Librarian Lady Elaine Wilcox introduced guest speaker Senator Tom Saviello (R-Wilton).
Saviello said he and his daughter visited Australia when his son Ben spent a semester studying abroad there.
“We left Thursday and arrived on Saturday. Coming back, we left Saturday and got back on Saturday because we had to cross the International Date Line,” Saviello said.
He showed the children art created by Aborigines, the native people of Australia, a kangaroo wallet and a decorated boomerang. He also showed them a small didgeridoo and blew into it to produce sound.
“The natives can make it into music,” Saviello said.
He spoke about the special animals found in Australia and steps taken to prevent introduction of animals and plants into the country. He also read the book he bought while in Australia, Little Platypus.
Wilcox then read a folk story about how the koala got its stumpy tail. When water was scarce, the koala made excuses to avoid helping to dig for it. A tree kangaroo worked hard and finally found water but the koala jumped in and hoarded it for himself. The kangaroo pulled on the koala’s tail to try to get him away from the water and the tail broke off.
“The koala was lazy, selfish, not a good friend,” she said.
This year, the children then paraded down the ramp to the lawn nearby. They each decorated a reusable tote bag, could make bracelets and get a temporary tattoo. Bean bag toss and other games were also enjoyed.
Later, the children filled their bags with a coloring book, pencils, stickers, a pinwheel and a small bag of candy. They also enjoyed a picnic lunch of finger rolls, vegetables, fruit salad, cheese puffs and dessert.

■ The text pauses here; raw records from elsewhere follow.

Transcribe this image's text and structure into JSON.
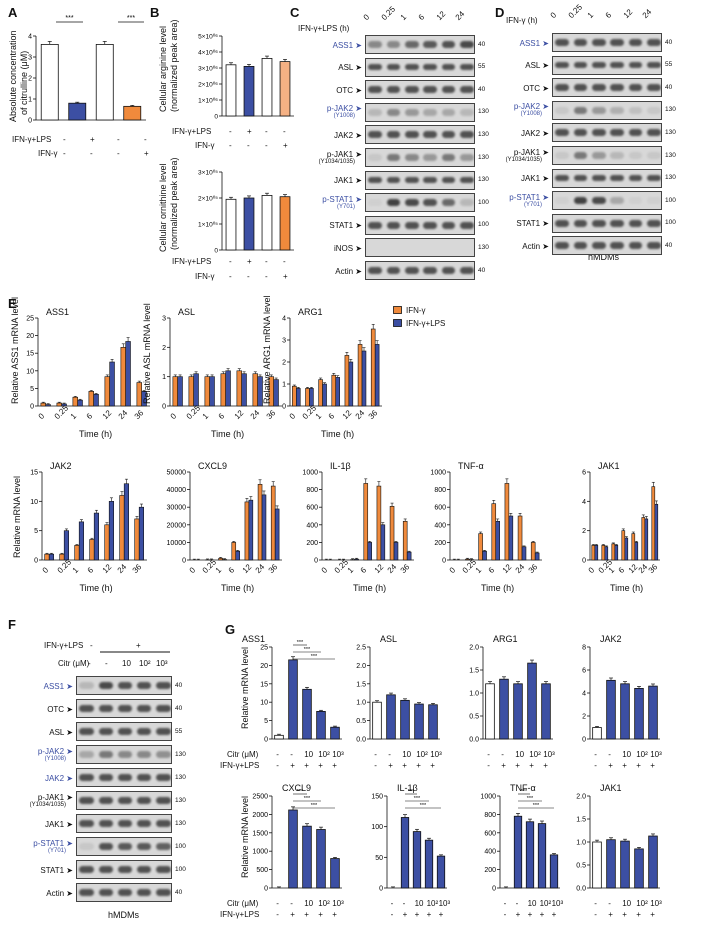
{
  "panels": {
    "A": {
      "label": "A",
      "ylabel_line1": "Absolute concentration",
      "ylabel_line2": "of citrulline (μM)",
      "row1_label": "IFN-γ+LPS",
      "row2_label": "IFN-γ",
      "row1_signs": [
        "-",
        "+",
        "-",
        "-"
      ],
      "row2_signs": [
        "-",
        "-",
        "-",
        "+"
      ],
      "sig": [
        "***",
        "***"
      ]
    },
    "B": {
      "label": "B",
      "top_ylabel_line1": "Cellular arginine level",
      "top_ylabel_line2": "(normalized peak area)",
      "bottom_ylabel_line1": "Cellular ornithine level",
      "bottom_ylabel_line2": "(normalized peak area)",
      "row1_label": "IFN-γ+LPS",
      "row2_label": "IFN-γ",
      "row1_signs": [
        "-",
        "+",
        "-",
        "-"
      ],
      "row2_signs": [
        "-",
        "-",
        "-",
        "+"
      ]
    },
    "C": {
      "label": "C",
      "treatment_label": "IFN-γ+LPS (h)",
      "timepoints": [
        "0",
        "0.25",
        "1",
        "6",
        "12",
        "24"
      ],
      "rows": [
        {
          "name": "ASS1",
          "sub": "",
          "blue": true,
          "mw": "40"
        },
        {
          "name": "ASL",
          "sub": "",
          "blue": false,
          "mw": "55"
        },
        {
          "name": "OTC",
          "sub": "",
          "blue": false,
          "mw": "40"
        },
        {
          "name": "p-JAK2",
          "sub": "(Y1008)",
          "blue": true,
          "mw": "130"
        },
        {
          "name": "JAK2",
          "sub": "",
          "blue": false,
          "mw": "130"
        },
        {
          "name": "p-JAK1",
          "sub": "(Y1034/1035)",
          "blue": false,
          "mw": "130"
        },
        {
          "name": "JAK1",
          "sub": "",
          "blue": false,
          "mw": "130"
        },
        {
          "name": "p-STAT1",
          "sub": "(Y701)",
          "blue": true,
          "mw": "100"
        },
        {
          "name": "STAT1",
          "sub": "",
          "blue": false,
          "mw": "100"
        },
        {
          "name": "iNOS",
          "sub": "",
          "blue": false,
          "mw": "130"
        },
        {
          "name": "Actin",
          "sub": "",
          "blue": false,
          "mw": "40"
        }
      ],
      "caption": "hMDMs"
    },
    "D": {
      "label": "D",
      "treatment_label": "IFN-γ (h)",
      "timepoints": [
        "0",
        "0.25",
        "1",
        "6",
        "12",
        "24"
      ],
      "rows": [
        {
          "name": "ASS1",
          "sub": "",
          "blue": true,
          "mw": "40"
        },
        {
          "name": "ASL",
          "sub": "",
          "blue": false,
          "mw": "55"
        },
        {
          "name": "OTC",
          "sub": "",
          "blue": false,
          "mw": "40"
        },
        {
          "name": "p-JAK2",
          "sub": "(Y1008)",
          "blue": true,
          "mw": "130"
        },
        {
          "name": "JAK2",
          "sub": "",
          "blue": false,
          "mw": "130"
        },
        {
          "name": "p-JAK1",
          "sub": "(Y1034/1035)",
          "blue": false,
          "mw": "130"
        },
        {
          "name": "JAK1",
          "sub": "",
          "blue": false,
          "mw": "130"
        },
        {
          "name": "p-STAT1",
          "sub": "(Y701)",
          "blue": true,
          "mw": "100"
        },
        {
          "name": "STAT1",
          "sub": "",
          "blue": false,
          "mw": "100"
        },
        {
          "name": "Actin",
          "sub": "",
          "blue": false,
          "mw": "40"
        }
      ],
      "caption": "hMDMs"
    },
    "E": {
      "label": "E",
      "legend": [
        "IFN-γ",
        "IFN-γ+LPS"
      ],
      "xlabel": "Time (h)",
      "xticks": [
        "0",
        "0.25",
        "1",
        "6",
        "12",
        "24",
        "36"
      ]
    },
    "F": {
      "label": "F",
      "row1_label": "IFN-γ+LPS",
      "row1_signs": [
        "-",
        "+"
      ],
      "row2_label": "Citr (μM)",
      "row2_values": [
        "-",
        "-",
        "10",
        "10²",
        "10³"
      ],
      "rows": [
        {
          "name": "ASS1",
          "sub": "",
          "blue": true,
          "mw": "40"
        },
        {
          "name": "OTC",
          "sub": "",
          "blue": false,
          "mw": "40"
        },
        {
          "name": "ASL",
          "sub": "",
          "blue": false,
          "mw": "55"
        },
        {
          "name": "p-JAK2",
          "sub": "(Y1008)",
          "blue": true,
          "mw": "130"
        },
        {
          "name": "JAK2",
          "sub": "",
          "blue": true,
          "mw": "130"
        },
        {
          "name": "p-JAK1",
          "sub": "(Y1034/1035)",
          "blue": false,
          "mw": "130"
        },
        {
          "name": "JAK1",
          "sub": "",
          "blue": false,
          "mw": "130"
        },
        {
          "name": "p-STAT1",
          "sub": "(Y701)",
          "blue": true,
          "mw": "100"
        },
        {
          "name": "STAT1",
          "sub": "",
          "blue": false,
          "mw": "100"
        },
        {
          "name": "Actin",
          "sub": "",
          "blue": false,
          "mw": "40"
        }
      ],
      "caption": "hMDMs"
    },
    "G": {
      "label": "G",
      "ylabel": "Relative mRNA level",
      "row1_label": "Citr (μM)",
      "row2_label": "IFN-γ+LPS",
      "citr_values": [
        "-",
        "-",
        "10",
        "10²",
        "10³"
      ],
      "lps_values": [
        "-",
        "+",
        "+",
        "+",
        "+"
      ],
      "sig": [
        "***",
        "***",
        "***"
      ]
    }
  },
  "colors": {
    "blue": "#3c4fa3",
    "orange": "#f08a3c",
    "white": "#ffffff",
    "peach": "#f5b184"
  },
  "chart_data": [
    {
      "panel": "A",
      "type": "bar",
      "categories": [
        "ctrl",
        "IFN-γ+LPS",
        "ctrl",
        "IFN-γ"
      ],
      "values": [
        3.6,
        0.8,
        3.6,
        0.65
      ],
      "colors": [
        "#ffffff",
        "#3c4fa3",
        "#ffffff",
        "#f08a3c"
      ],
      "yticks": [
        "0",
        "1",
        "2",
        "3",
        "4"
      ],
      "ylim": [
        0,
        4
      ]
    },
    {
      "panel": "B-arginine",
      "type": "bar",
      "categories": [
        "ctrl",
        "IFN-γ+LPS",
        "ctrl",
        "IFN-γ"
      ],
      "values": [
        3.2,
        3.1,
        3.6,
        3.4
      ],
      "colors": [
        "#ffffff",
        "#3c4fa3",
        "#ffffff",
        "#f5b184"
      ],
      "yticks": [
        "0",
        "1×10⁰⁶",
        "2×10⁰⁶",
        "3×10⁰⁶",
        "4×10⁰⁶",
        "5×10⁰⁶"
      ],
      "ylim": [
        0,
        5
      ]
    },
    {
      "panel": "B-ornithine",
      "type": "bar",
      "categories": [
        "ctrl",
        "IFN-γ+LPS",
        "ctrl",
        "IFN-γ"
      ],
      "values": [
        1.95,
        2.0,
        2.1,
        2.05
      ],
      "colors": [
        "#ffffff",
        "#3c4fa3",
        "#ffffff",
        "#f08a3c"
      ],
      "yticks": [
        "0",
        "1×10⁰⁵",
        "2×10⁰⁵",
        "3×10⁰⁵"
      ],
      "ylim": [
        0,
        3
      ]
    },
    {
      "panel": "E",
      "title": "ASS1",
      "type": "bar",
      "ylabel": "Relative ASS1 mRNA level",
      "yticks": [
        "0",
        "5",
        "10",
        "15",
        "20",
        "25"
      ],
      "ylim": [
        0,
        30
      ],
      "series": [
        {
          "name": "IFN-γ",
          "values": [
            1,
            1,
            3,
            5,
            10,
            20,
            8
          ]
        },
        {
          "name": "IFN-γ+LPS",
          "values": [
            0.5,
            0.7,
            2,
            4,
            15,
            22,
            5
          ]
        }
      ]
    },
    {
      "panel": "E",
      "title": "ASL",
      "type": "bar",
      "ylabel": "Relative ASL mRNA level",
      "yticks": [
        "0",
        "1",
        "2",
        "3"
      ],
      "ylim": [
        0,
        3
      ],
      "series": [
        {
          "name": "IFN-γ",
          "values": [
            1,
            1,
            1,
            1.1,
            1.2,
            1.1,
            1
          ]
        },
        {
          "name": "IFN-γ+LPS",
          "values": [
            1,
            1.1,
            1,
            1.2,
            1.1,
            1,
            0.9
          ]
        }
      ]
    },
    {
      "panel": "E",
      "title": "ARG1",
      "type": "bar",
      "ylabel": "Relative ARG1 mRNA level",
      "yticks": [
        "0",
        "1",
        "2",
        "3",
        "4"
      ],
      "ylim": [
        0,
        4
      ],
      "series": [
        {
          "name": "IFN-γ",
          "values": [
            0.9,
            0.8,
            1.2,
            1.4,
            2.3,
            2.8,
            3.5
          ]
        },
        {
          "name": "IFN-γ+LPS",
          "values": [
            0.8,
            0.8,
            1,
            1.3,
            2,
            2.5,
            2.8
          ]
        }
      ]
    },
    {
      "panel": "E",
      "title": "JAK2",
      "type": "bar",
      "ylabel": "Relative mRNA level",
      "yticks": [
        "0",
        "5",
        "10",
        "15"
      ],
      "ylim": [
        0,
        15
      ],
      "series": [
        {
          "name": "IFN-γ",
          "values": [
            1,
            1,
            2.5,
            3.5,
            6,
            11,
            7
          ]
        },
        {
          "name": "IFN-γ+LPS",
          "values": [
            1,
            5,
            6.5,
            8,
            10,
            13,
            9
          ]
        }
      ]
    },
    {
      "panel": "E",
      "title": "CXCL9",
      "type": "bar",
      "yticks": [
        "0",
        "10000",
        "20000",
        "30000",
        "40000",
        "50000"
      ],
      "ylim": [
        0,
        50000
      ],
      "series": [
        {
          "name": "IFN-γ",
          "values": [
            0,
            100,
            1000,
            10000,
            33000,
            43000,
            42000
          ]
        },
        {
          "name": "IFN-γ+LPS",
          "values": [
            0,
            100,
            300,
            5000,
            34000,
            37000,
            29000
          ]
        }
      ]
    },
    {
      "panel": "E",
      "title": "IL-1β",
      "type": "bar",
      "yticks": [
        "0",
        "200",
        "400",
        "600",
        "800",
        "1000"
      ],
      "ylim": [
        0,
        1000
      ],
      "series": [
        {
          "name": "IFN-γ",
          "values": [
            0,
            0,
            5,
            870,
            840,
            610,
            440
          ]
        },
        {
          "name": "IFN-γ+LPS",
          "values": [
            0,
            0,
            10,
            200,
            400,
            200,
            90
          ]
        }
      ]
    },
    {
      "panel": "E",
      "title": "TNF-α",
      "type": "bar",
      "yticks": [
        "0",
        "200",
        "400",
        "600",
        "800",
        "1000"
      ],
      "ylim": [
        0,
        1000
      ],
      "series": [
        {
          "name": "IFN-γ",
          "values": [
            0,
            10,
            300,
            640,
            870,
            500,
            200
          ]
        },
        {
          "name": "IFN-γ+LPS",
          "values": [
            0,
            5,
            100,
            440,
            500,
            150,
            80
          ]
        }
      ]
    },
    {
      "panel": "E",
      "title": "JAK1",
      "type": "bar",
      "yticks": [
        "0",
        "2",
        "4",
        "6"
      ],
      "ylim": [
        0,
        6
      ],
      "series": [
        {
          "name": "IFN-γ",
          "values": [
            1,
            1,
            1.1,
            2,
            1.8,
            2.9,
            5
          ]
        },
        {
          "name": "IFN-γ+LPS",
          "values": [
            1,
            0.9,
            1,
            1.5,
            1.2,
            2.8,
            3.8
          ]
        }
      ]
    },
    {
      "panel": "G",
      "title": "ASS1",
      "type": "bar",
      "yticks": [
        "0",
        "5",
        "10",
        "15",
        "20",
        "25"
      ],
      "ylim": [
        0,
        25
      ],
      "values": [
        1,
        21.5,
        13.5,
        7.5,
        3.2
      ]
    },
    {
      "panel": "G",
      "title": "ASL",
      "type": "bar",
      "yticks": [
        "0.0",
        "0.5",
        "1.0",
        "1.5",
        "2.0",
        "2.5"
      ],
      "ylim": [
        0,
        2.5
      ],
      "values": [
        1,
        1.2,
        1.05,
        0.95,
        0.93
      ]
    },
    {
      "panel": "G",
      "title": "ARG1",
      "type": "bar",
      "yticks": [
        "0.0",
        "0.5",
        "1.0",
        "1.5",
        "2.0"
      ],
      "ylim": [
        0,
        2
      ],
      "values": [
        1.2,
        1.3,
        1.2,
        1.65,
        1.2
      ]
    },
    {
      "panel": "G",
      "title": "JAK2",
      "type": "bar",
      "yticks": [
        "0",
        "2",
        "4",
        "6",
        "8"
      ],
      "ylim": [
        0,
        8
      ],
      "values": [
        1,
        5.1,
        4.8,
        4.4,
        4.6
      ]
    },
    {
      "panel": "G",
      "title": "CXCL9",
      "type": "bar",
      "yticks": [
        "0",
        "500",
        "1000",
        "1500",
        "2000",
        "2500"
      ],
      "ylim": [
        0,
        2500
      ],
      "values": [
        0,
        2120,
        1680,
        1590,
        800
      ]
    },
    {
      "panel": "G",
      "title": "IL-1β",
      "type": "bar",
      "yticks": [
        "0",
        "50",
        "100",
        "150"
      ],
      "ylim": [
        0,
        150
      ],
      "values": [
        0,
        115,
        92,
        78,
        52
      ]
    },
    {
      "panel": "G",
      "title": "TNF-α",
      "type": "bar",
      "yticks": [
        "0",
        "200",
        "400",
        "600",
        "800",
        "1000"
      ],
      "ylim": [
        0,
        1000
      ],
      "values": [
        0,
        780,
        720,
        700,
        360
      ]
    },
    {
      "panel": "G",
      "title": "JAK1",
      "type": "bar",
      "yticks": [
        "0.0",
        "0.5",
        "1.0",
        "1.5",
        "2.0"
      ],
      "ylim": [
        0,
        2
      ],
      "values": [
        1,
        1.05,
        1.02,
        0.85,
        1.13
      ]
    }
  ]
}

Wilcox said attendance at story hour this year ranged from 13-28 with an average of 20. She concentrated on continents this year. Each week information from two countries was shared. Stories were read and the country’s flag and map discussed.
“The children learned something and had fun too. It’s been good,” she said.
Wilcox was surprised with a visit from her first great niece, Lillian Zivah Moore. Her family brought Lillian Zivah from Woodland so her first story hour would be Lady Elaine’s.